How to correctly work with XML on the command line

My favorite cli weapons: sed, awk, grep cannot correctly work on XML content. Behold, I found a new addition, xmlstarlet. It has been my favorite tool to interrogate XML files in the command line. You can bash script functions around it to create specific tools to your suiting.

To count <Person> elements in record.xml:

xmlstarlet sel -t -v "count(//Person)"  record.xml

This is just the beginning of an exciting journey working with XML. I can count how many attributes an element has. I can transform XML. I can list elements having specific attribute values.

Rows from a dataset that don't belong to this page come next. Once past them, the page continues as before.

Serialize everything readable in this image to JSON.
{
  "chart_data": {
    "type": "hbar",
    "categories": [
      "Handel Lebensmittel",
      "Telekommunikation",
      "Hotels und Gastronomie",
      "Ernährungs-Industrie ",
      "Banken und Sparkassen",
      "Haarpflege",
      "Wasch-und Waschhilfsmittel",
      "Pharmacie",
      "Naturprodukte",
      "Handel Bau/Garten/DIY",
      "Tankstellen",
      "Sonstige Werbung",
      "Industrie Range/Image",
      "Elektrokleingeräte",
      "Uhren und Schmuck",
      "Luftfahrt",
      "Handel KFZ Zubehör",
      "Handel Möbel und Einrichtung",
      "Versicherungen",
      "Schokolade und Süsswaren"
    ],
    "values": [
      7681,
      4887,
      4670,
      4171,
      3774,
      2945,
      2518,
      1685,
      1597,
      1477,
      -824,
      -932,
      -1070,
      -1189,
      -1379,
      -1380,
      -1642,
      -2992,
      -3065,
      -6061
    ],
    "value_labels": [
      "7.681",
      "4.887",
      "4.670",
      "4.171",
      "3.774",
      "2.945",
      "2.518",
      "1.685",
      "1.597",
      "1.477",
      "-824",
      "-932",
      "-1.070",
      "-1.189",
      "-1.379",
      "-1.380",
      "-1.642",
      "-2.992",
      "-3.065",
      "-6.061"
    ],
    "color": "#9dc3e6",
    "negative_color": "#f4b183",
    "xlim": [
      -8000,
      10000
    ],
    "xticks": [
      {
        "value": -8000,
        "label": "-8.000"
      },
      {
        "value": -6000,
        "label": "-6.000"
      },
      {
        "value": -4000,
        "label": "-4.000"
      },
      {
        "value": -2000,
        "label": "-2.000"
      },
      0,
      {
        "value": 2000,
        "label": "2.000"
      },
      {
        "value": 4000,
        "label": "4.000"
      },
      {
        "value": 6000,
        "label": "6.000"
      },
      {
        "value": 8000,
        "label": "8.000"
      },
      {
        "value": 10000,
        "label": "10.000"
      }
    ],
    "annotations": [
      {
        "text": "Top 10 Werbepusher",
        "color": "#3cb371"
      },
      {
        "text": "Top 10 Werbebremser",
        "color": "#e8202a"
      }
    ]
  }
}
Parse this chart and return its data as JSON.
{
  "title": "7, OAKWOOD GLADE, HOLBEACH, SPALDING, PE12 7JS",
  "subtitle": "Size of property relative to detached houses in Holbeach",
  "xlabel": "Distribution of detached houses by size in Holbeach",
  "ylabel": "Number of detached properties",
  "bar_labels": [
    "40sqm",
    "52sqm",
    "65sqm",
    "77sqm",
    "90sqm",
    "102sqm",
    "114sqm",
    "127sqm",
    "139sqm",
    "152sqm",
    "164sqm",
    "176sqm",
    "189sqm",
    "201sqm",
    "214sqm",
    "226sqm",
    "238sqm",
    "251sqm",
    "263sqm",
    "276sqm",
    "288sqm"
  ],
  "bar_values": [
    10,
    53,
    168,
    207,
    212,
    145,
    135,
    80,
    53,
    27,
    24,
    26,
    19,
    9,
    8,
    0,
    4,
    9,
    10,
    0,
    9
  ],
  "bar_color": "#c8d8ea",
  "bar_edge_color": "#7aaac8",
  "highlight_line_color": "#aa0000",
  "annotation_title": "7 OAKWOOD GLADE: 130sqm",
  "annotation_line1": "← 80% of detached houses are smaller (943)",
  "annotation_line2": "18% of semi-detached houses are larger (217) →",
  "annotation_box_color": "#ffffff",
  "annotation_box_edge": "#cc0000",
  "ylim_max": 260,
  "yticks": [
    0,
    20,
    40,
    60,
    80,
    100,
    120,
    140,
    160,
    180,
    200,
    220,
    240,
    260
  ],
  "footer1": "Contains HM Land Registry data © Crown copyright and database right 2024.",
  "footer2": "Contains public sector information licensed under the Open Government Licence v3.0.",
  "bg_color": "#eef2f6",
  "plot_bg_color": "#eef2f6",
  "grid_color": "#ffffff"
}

For example, here is a script I named as elcount.sh which helps me a pretty quick idea of the structure of an XML:

#!/bin/sh
#

[ $# -eq 0 ] && return 1

TMP=$(mktemp)
TMP2=$(mktemp)
TMP3=$(mktemp)
TMP4=$(mktemp)
XML=$1
xmlstarlet el -u $XML > $TMP
while read x;do
  xmlstarlet sel -t -v "count(//$x)" -n $XML >> $TMP2
  xmlstarlet sel -t -m "//$x/@*" -v "name()" -n $XML | sort -u > $TMP4
  count=$(wc -l < $TMP4)
  if ((count == 0));then
    echo >> $TMP3
  else
    if ((count <= 10));then
      attrs=$(tr '\n' ',' < $TMP4) 
      echo "@:$count:${attrs%?}" >> $TMP3
    else
      echo "@:$count:*" >> $TMP3
    fi
  fi
done < $TMP

paste $TMP $TMP2 $TMP3 | column -s $'\t' -t
rm -f $TMP $TMP2 $TMP3 $TMP4

The script elcount.sh allows me to interrogate and gives me an idea of the general structure of the XML. I have many others customized script built around xmlstarlet. The above script needs a little 1 line tweak if your XML has a custom schema.